Podía sentir los ojos del hombre clavados en su espalda, de modo que se volvió. Vio unos hombros anchísimos apoyados en la pared, unas piernas larguísimas... parecía un modelo de GQ. Estilo, elegancia, dinero. Él sonrió... y no era una sonrisa particularmente agradable.

Al ver los trajes oscuros debería haber sabido que aquello no iba a salir bien. Kenna tenía una teoría sobre los colores que usaba la gente porque indicaban si estaban abiertos o no a nuevas ideas, a los cambios. ¿Y qué había visto en la sala de juntas? Colores poco imaginativos. Colores tristes. Ella era la única nota alegre.
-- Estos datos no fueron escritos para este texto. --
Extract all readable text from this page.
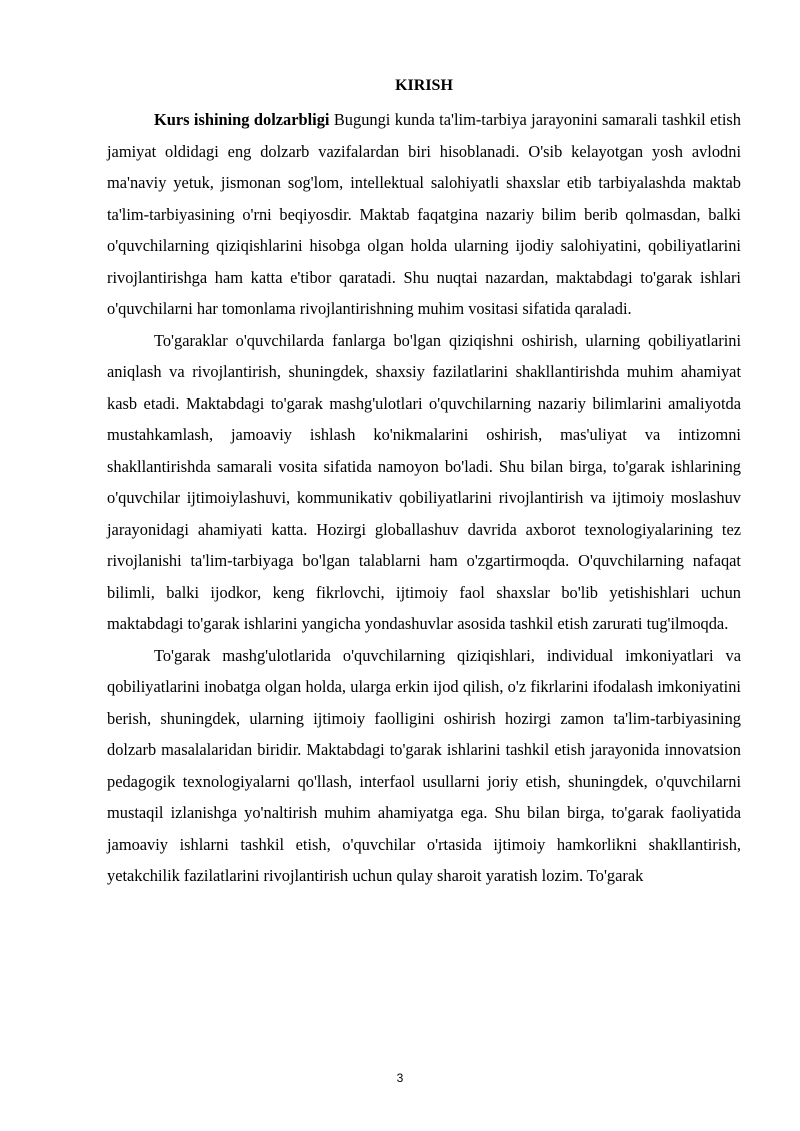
KIRISH

Kurs ishining dolzarbligi Bugungi kunda ta'lim-tarbiya jarayonini samarali tashkil etish jamiyat oldidagi eng dolzarb vazifalardan biri hisoblanadi. O'sib kelayotgan yosh avlodni ma'naviy yetuk, jismonan sog'lom, intellektual salohiyatli shaxslar etib tarbiyalashda maktab ta'lim-tarbiyasining o'rni beqiyosdir. Maktab faqatgina nazariy bilim berib qolmasdan, balki o'quvchilarning qiziqishlarini hisobga olgan holda ularning ijodiy salohiyatini, qobiliyatlarini rivojlantirishga ham katta e'tibor qaratadi. Shu nuqtai nazardan, maktabdagi to'garak ishlari o'quvchilarni har tomonlama rivojlantirishning muhim vositasi sifatida qaraladi.

To'garaklar o'quvchilarda fanlarga bo'lgan qiziqishni oshirish, ularning qobiliyatlarini aniqlash va rivojlantirish, shuningdek, shaxsiy fazilatlarini shakllantirishda muhim ahamiyat kasb etadi. Maktabdagi to'garak mashg'ulotlari o'quvchilarning nazariy bilimlarini amaliyotda mustahkamlash, jamoaviy ishlash ko'nikmalarini oshirish, mas'uliyat va intizomni shakllantirishda samarali vosita sifatida namoyon bo'ladi. Shu bilan birga, to'garak ishlarining o'quvchilar ijtimoiylashuvi, kommunikativ qobiliyatlarini rivojlantirish va ijtimoiy moslashuv jarayonidagi ahamiyati katta. Hozirgi globallashuv davrida axborot texnologiyalarining tez rivojlanishi ta'lim-tarbiyaga bo'lgan talablarni ham o'zgartirmoqda. O'quvchilarning nafaqat bilimli, balki ijodkor, keng fikrlovchi, ijtimoiy faol shaxslar bo'lib yetishishlari uchun maktabdagi to'garak ishlarini yangicha yondashuvlar asosida tashkil etish zarurati tug'ilmoqda.

To'garak mashg'ulotlarida o'quvchilarning qiziqishlari, individual imkoniyatlari va qobiliyatlarini inobatga olgan holda, ularga erkin ijod qilish, o'z fikrlarini ifodalash imkoniyatini berish, shuningdek, ularning ijtimoiy faolligini oshirish hozirgi zamon ta'lim-tarbiyasining dolzarb masalalaridan biridir. Maktabdagi to'garak ishlarini tashkil etish jarayonida innovatsion pedagogik texnologiyalarni qo'llash, interfaol usullarni joriy etish, shuningdek, o'quvchilarni mustaqil izlanishga yo'naltirish muhim ahamiyatga ega. Shu bilan birga, to'garak faoliyatida jamoaviy ishlarni tashkil etish, o'quvchilar o'rtasida ijtimoiy hamkorlikni shakllantirish, yetakchilik fazilatlarini rivojlantirish uchun qulay sharoit yaratish lozim. To'garak

3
—Bueno... ¿por dónde empezamos?

—No sé si debemos empezar nada —replicó Kenna.

¿Por qué estaba allí? Ah, sí, había decidido que podía hacer cualquier cosa. O sea, que era culpa suya.

Aunque había algo bueno en tener que buscarse la vida y era que una maduraba pronto, que aprendía a manejarse en cualquier situación, incluida aquéla.

El hombre miró su reloj de oro.

—¿Sabe una cosa? No ha llegado demasiado tarde. Debo admitir que eso me sorprende.

El tipo llevaba unos pantalones grises perfectamente planchados, una camisa de seda y una chaqueta a juego. Sus zapatos, de ante, con cordones, seguramente habrían costado más que todo su guardarropa... que había comprado gracias a la tarjeta de descuento de Nordstrom’s en sus tiendas favoritas, las de segunda mano. No podía evitarlo, le gustaban las cosas antiguas, sobre todo el estilo de mediados del siglo XX.

Aunque aquel hombre no sabría nada de eso. Él llevaba unas gafas modernas, tan de moda que se preguntó si estarían graduadas. Tras las lentes brillaban unos ojos de color azul oscuro, unos ojos inteligentes que le advertían que debía tomarlo en serio.